To further solidify the biliary-vascular fistula hypothesis, we also compared our case with other types of differential diagnosis of pigmented urine: (1) Hemoglobinuria: These conditions cause reddish-brown urine due to intravascular hemolysis or muscle injury. However, urine dipstick testing in our patient showed negative for blood (despite dark green coloration), excluding free hemoglobin or myoglobin. The absence of anemia and no significant decrease in serum haptoglobin further excluded this possibility; and (2) Porphyria: Porphyria is a complex metabolic disease which can present different urine color changes (such as reddish or dark) according to respective types[20]. However, our patient lacked dermatological syndromes or laboratory findings to support this diagnosis.
This study also had some limitations, it is a single case, therefore the generalizability of this study may be limited. But we still hope this case report may provide some insights on the recognition and prevention of potential EUS-BD complications. It’s noteworthy that EUS-BD has become the prior substitute for those who failed ERCP, and enhancing understanding of its process and potential risk, and preventing its complications (which can be fatal, such as stent migration) are of great importance to endoscopists. Despite a high clinical success rate, EUS-BD may still be associated with adverse effects in one-seventh of the cases. Therefore, postoperative surveillance after EUS-BD must be emphasized[8,9,21]. For patients with abnormal laboratory findings or clinical manifestations, CT scans must be done to check for possible abnormalities such as stent migration, pneumoperitoneum, or fluid collection.

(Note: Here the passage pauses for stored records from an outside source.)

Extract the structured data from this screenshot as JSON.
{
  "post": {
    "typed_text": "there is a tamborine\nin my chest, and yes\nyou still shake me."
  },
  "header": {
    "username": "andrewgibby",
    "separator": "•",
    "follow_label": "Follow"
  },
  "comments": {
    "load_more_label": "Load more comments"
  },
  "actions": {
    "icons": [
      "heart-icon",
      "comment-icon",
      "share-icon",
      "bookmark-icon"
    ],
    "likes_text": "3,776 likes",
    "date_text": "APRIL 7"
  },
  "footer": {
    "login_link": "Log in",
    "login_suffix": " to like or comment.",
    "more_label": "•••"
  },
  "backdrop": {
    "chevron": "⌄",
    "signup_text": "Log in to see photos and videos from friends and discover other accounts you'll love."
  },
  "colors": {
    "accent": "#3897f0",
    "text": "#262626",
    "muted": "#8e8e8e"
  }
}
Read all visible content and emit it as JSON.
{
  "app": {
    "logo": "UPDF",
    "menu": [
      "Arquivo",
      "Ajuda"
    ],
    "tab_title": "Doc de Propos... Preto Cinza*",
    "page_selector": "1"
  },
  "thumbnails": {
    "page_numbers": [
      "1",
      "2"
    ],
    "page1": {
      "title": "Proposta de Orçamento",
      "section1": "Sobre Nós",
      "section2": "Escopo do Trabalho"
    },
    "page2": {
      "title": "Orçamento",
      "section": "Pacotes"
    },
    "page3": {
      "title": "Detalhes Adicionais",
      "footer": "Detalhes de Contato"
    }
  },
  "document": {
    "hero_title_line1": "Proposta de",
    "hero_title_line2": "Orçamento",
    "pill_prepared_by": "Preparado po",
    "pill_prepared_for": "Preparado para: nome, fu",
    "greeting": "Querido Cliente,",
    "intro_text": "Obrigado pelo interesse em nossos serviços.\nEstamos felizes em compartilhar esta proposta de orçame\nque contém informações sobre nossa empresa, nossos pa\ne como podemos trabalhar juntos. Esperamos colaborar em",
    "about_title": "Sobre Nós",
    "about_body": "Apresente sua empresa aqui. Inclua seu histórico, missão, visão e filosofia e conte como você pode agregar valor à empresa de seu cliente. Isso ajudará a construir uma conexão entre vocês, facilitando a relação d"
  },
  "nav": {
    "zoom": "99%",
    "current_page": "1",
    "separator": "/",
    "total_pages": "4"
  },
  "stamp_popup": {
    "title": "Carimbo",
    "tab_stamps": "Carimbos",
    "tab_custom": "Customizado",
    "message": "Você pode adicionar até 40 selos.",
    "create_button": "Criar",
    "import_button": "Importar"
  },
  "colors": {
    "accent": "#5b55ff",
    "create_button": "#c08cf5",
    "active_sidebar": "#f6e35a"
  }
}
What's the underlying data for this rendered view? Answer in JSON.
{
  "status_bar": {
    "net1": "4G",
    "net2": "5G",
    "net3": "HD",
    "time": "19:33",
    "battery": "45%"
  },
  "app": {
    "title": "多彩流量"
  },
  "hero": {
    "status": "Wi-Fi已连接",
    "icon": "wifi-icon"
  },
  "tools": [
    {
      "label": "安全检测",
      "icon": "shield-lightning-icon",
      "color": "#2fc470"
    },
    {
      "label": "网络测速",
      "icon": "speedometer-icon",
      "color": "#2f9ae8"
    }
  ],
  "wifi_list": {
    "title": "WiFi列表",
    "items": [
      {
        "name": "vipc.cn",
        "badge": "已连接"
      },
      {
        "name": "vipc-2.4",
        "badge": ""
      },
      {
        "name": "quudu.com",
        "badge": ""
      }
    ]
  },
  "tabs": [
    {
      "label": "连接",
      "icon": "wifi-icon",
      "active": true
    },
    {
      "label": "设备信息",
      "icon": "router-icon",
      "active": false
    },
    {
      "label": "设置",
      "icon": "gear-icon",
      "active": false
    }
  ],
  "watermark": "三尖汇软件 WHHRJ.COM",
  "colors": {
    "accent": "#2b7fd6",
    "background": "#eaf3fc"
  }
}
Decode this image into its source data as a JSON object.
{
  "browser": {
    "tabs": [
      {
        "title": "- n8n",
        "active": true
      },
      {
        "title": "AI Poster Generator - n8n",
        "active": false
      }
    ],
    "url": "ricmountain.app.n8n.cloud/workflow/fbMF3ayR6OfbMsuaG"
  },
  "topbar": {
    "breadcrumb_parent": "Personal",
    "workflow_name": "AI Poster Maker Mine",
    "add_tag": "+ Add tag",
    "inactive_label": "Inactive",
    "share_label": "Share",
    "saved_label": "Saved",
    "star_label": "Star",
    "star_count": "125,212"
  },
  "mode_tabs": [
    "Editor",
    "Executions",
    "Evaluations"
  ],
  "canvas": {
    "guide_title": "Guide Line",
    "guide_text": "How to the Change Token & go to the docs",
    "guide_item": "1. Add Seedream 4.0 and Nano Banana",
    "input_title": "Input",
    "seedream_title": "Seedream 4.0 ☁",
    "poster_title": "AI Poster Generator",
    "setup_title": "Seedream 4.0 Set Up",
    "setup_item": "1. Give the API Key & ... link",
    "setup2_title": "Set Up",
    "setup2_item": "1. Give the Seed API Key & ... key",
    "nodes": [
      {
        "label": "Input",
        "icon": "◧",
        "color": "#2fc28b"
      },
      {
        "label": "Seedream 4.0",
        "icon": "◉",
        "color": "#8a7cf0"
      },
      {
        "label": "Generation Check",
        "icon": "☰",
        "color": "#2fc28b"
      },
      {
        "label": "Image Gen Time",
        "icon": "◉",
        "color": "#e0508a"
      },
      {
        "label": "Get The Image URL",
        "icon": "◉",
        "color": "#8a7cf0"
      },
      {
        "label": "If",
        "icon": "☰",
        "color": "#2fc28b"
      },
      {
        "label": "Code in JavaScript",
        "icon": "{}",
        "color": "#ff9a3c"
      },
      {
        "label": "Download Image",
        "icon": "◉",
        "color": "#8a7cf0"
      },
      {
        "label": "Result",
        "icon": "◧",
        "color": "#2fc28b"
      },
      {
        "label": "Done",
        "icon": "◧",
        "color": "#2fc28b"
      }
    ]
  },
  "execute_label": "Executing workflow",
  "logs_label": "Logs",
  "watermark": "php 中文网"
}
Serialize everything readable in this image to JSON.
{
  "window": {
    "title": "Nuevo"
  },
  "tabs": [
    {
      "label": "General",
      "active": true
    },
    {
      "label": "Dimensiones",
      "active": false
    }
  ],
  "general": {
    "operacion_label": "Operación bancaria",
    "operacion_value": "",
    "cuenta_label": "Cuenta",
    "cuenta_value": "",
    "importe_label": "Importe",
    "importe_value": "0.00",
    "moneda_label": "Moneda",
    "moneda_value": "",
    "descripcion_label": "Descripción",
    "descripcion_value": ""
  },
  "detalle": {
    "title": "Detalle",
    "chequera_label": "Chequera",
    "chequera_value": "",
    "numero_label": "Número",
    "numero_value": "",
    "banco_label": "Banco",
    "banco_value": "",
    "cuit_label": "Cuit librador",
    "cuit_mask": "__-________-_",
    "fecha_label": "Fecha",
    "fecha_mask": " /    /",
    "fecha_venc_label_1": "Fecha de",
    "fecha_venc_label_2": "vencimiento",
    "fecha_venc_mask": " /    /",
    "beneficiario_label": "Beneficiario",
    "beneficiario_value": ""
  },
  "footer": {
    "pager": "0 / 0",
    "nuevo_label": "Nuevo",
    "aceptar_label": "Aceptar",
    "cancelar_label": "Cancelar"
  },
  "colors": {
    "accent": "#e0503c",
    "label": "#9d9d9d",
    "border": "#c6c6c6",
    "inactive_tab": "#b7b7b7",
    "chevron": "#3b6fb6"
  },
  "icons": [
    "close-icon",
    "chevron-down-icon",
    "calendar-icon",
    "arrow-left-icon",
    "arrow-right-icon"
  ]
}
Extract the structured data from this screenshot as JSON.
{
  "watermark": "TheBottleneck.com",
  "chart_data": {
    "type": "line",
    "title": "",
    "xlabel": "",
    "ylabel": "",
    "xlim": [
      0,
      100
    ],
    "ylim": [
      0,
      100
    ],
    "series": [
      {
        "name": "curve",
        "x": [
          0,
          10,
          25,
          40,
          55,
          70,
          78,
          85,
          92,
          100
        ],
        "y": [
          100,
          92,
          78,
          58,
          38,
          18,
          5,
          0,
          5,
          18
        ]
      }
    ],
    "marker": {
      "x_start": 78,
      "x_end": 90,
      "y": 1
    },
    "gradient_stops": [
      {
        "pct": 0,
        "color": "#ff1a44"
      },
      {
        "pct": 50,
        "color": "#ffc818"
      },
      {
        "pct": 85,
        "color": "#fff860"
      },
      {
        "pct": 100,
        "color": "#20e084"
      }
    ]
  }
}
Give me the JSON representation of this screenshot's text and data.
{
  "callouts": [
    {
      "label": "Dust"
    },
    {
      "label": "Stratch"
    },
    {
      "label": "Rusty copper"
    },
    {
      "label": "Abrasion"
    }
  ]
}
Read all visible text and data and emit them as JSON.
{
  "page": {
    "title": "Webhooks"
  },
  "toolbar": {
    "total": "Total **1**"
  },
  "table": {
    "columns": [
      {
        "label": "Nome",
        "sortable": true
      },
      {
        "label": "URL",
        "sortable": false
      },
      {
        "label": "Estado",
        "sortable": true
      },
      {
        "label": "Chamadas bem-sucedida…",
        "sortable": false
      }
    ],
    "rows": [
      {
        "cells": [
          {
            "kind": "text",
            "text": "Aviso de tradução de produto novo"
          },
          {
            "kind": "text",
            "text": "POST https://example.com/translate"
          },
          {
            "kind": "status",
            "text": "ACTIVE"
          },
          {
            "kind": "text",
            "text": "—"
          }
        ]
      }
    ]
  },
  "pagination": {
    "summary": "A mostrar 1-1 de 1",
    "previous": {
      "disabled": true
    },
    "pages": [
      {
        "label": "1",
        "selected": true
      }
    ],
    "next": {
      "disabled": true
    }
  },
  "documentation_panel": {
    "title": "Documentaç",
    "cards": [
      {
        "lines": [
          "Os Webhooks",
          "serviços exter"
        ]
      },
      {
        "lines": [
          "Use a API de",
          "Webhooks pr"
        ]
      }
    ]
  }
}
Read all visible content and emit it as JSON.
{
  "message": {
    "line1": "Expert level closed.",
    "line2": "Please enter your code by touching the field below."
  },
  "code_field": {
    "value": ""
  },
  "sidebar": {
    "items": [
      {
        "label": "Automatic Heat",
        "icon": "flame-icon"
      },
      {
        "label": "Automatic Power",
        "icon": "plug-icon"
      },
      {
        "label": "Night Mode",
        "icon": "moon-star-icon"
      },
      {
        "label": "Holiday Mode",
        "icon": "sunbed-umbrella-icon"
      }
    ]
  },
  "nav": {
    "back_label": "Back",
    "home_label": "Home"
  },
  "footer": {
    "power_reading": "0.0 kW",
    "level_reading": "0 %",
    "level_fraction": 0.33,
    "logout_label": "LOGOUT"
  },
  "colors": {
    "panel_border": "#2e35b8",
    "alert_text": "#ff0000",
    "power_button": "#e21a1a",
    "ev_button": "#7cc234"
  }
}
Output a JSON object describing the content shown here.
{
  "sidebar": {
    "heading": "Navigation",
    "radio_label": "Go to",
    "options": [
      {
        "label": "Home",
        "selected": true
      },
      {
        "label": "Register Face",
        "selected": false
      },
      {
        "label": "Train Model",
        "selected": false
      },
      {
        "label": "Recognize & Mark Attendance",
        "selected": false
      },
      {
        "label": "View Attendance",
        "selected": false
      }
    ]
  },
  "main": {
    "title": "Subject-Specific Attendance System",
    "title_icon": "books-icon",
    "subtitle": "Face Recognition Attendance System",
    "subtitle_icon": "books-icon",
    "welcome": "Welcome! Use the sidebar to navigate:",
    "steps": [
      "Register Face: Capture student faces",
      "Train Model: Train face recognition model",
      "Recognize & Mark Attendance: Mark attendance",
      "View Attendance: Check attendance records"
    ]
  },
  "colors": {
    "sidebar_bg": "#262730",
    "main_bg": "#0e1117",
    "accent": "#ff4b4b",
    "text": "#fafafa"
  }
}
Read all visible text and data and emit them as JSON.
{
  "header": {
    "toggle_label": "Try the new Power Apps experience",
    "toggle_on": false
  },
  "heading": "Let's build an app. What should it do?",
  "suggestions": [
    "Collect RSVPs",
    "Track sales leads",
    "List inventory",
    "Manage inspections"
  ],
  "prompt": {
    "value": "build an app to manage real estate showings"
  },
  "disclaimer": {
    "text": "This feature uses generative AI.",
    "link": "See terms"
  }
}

This case report focused on unexplained urinary changes following EUS-HGS. The patient developed unexplained dark green urine which periodically appeared every morning and disappeared every afternoon after intravenous treatment. This phenomenon is highly intriguing and unexplainable, and calls for more attention on the complications of EUS-BD. Despite a high clinical success rate, EUS-BD may still be associated with adverse effects in one-seventh of the cases. Therefore, postoperative surveillance after EUS-BD must be emphasized. Besides, this procedure is appropriate only when operated by endoscopists with abundant experience.